Texto: Hermann Hesse (livro “Sidarta”)

“Govinda pasmou-se, mas, atraído por sua grande feição e por algum pressentimento, obedeceu ao desejo de Sidarta. Achegando-se a ele, imprimiu-lhe os lábios na fronte. E nesse instante aconteceu-lhe qualquer coisa singular. Enquanto os seus pensamentos ainda se detinham nas palavras estranhas, proferidas por Sidarta; enquanto seu espírito se esforçava, relutante e improficuamente, por eliminar o tempo e por representar-se a unidade de Nirvana e Sansara; enquanto no seu íntimo certo desdém pelas opiniões do amigo se debatiam com irrestrita ternura e reverência, deu-se com ele o seguiunte fenômeno:

Govinda já não enxergava o semblante de Sidarta, seu companheiro. Em vez dele via os outros rostos, inúmeros, toda uma fila, uma torrente de rostos, centenas, milhares, que todos eles apareciam, sumiam e todavia davam a impressão de estar presente simultaneamente, rostos esses que a cada instante se modificavam e renovavam e, contudo, eram sempre Sidarta. Via a cabeça de um peixe, uma carpa, com a boca semi-aberta em infinita dor, peixe agonizante, de olhos vidrados. Via o rostinho de uma criança recém-nascida, vermelho, enrugado, a ponto de chorar. Via a fisionomia de um assassino, no momento em que varava com a faca o corpo de sua vítima e, ao mesmo tempo, via esse criminoso a ajoelhar-se, algemado, para que o algoz o decapitasse com um só golpe de terçado. Via os corpos desnudos de homens, mulheres, entrelaçados em posições e embates de desvairado amor. Via cadáveres prostrados, imóveis, gélidos, vazios. Via cabeça de animais, de javalis, crocodilos, elefantes, touros, aves.

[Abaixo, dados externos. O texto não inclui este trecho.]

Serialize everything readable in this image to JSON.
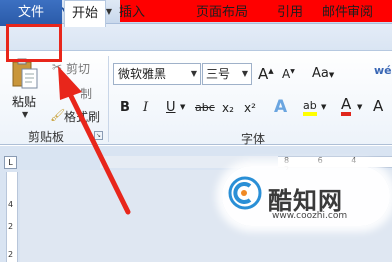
{
  "quick_access": {
    "app_icon": "W",
    "save_icon": "save-icon",
    "undo_icon": "undo-icon",
    "redo_icon": "redo-icon"
  },
  "tabs": {
    "file": "文件",
    "home": "开始",
    "insert": "插入",
    "page_layout": "页面布局",
    "references": "引用",
    "mailings": "邮件",
    "review": "审阅"
  },
  "clipboard": {
    "paste": "粘贴",
    "cut": "剪切",
    "copy": "复制",
    "copy_visible": "制",
    "format_painter": "格式刷",
    "group_label": "剪贴板"
  },
  "font_group": {
    "font_name": "微软雅黑",
    "font_size": "三号",
    "grow": "A",
    "shrink": "A",
    "change_case": "Aa",
    "bold": "B",
    "italic": "I",
    "underline": "U",
    "strikethrough": "abc",
    "subscript": "x₂",
    "superscript": "x²",
    "text_effect": "A",
    "highlight": "ab",
    "font_color": "A",
    "group_label": "字体"
  },
  "ruler": {
    "h_numbers": "8 6 4 2",
    "v_numbers": [
      "4",
      "2",
      "2"
    ]
  },
  "watermark": {
    "title": "酷知网",
    "url": "www.coozhi.com"
  },
  "colors": {
    "file_tab": "#2a5aa8",
    "annotation_red": "#e8261b",
    "title_bar_red": "#ff0000"
  }
}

Via divindades, Crisna, Agni… Via todos esses vultos e rostos ligados entre si por milhares de relações, cada qual a acudir o outro a amá-lo, a odiá-lo, a destruí-lo, a pari-lo de novo. Cada qual expressava o desejo de morrer, era apaixonada e dolorosa a profissão de enfermidade e, no entanto, não morria, apenas se modificava, renascia uma e outra vez, tomava aspectos sempre diversos, sem que o tempo se intercalasse entre uma e outra configuração. E todos esses rostos repousavam, flutuavam, geravam-se mutuamente, esvaíam-se e confundiam-se. Mas por cima deles, sem exceção, estendia-se uma camada fininha, irreal e todavia existente, qual tênue chapa de vidro ou de gelo, camada transparente, casca, molde, máscara de água. Pois, essa máscara morria, e essa máscara era o rosto risonho de Sidarta, que ele,  Govinda, nesse momento tocava com os lábios.”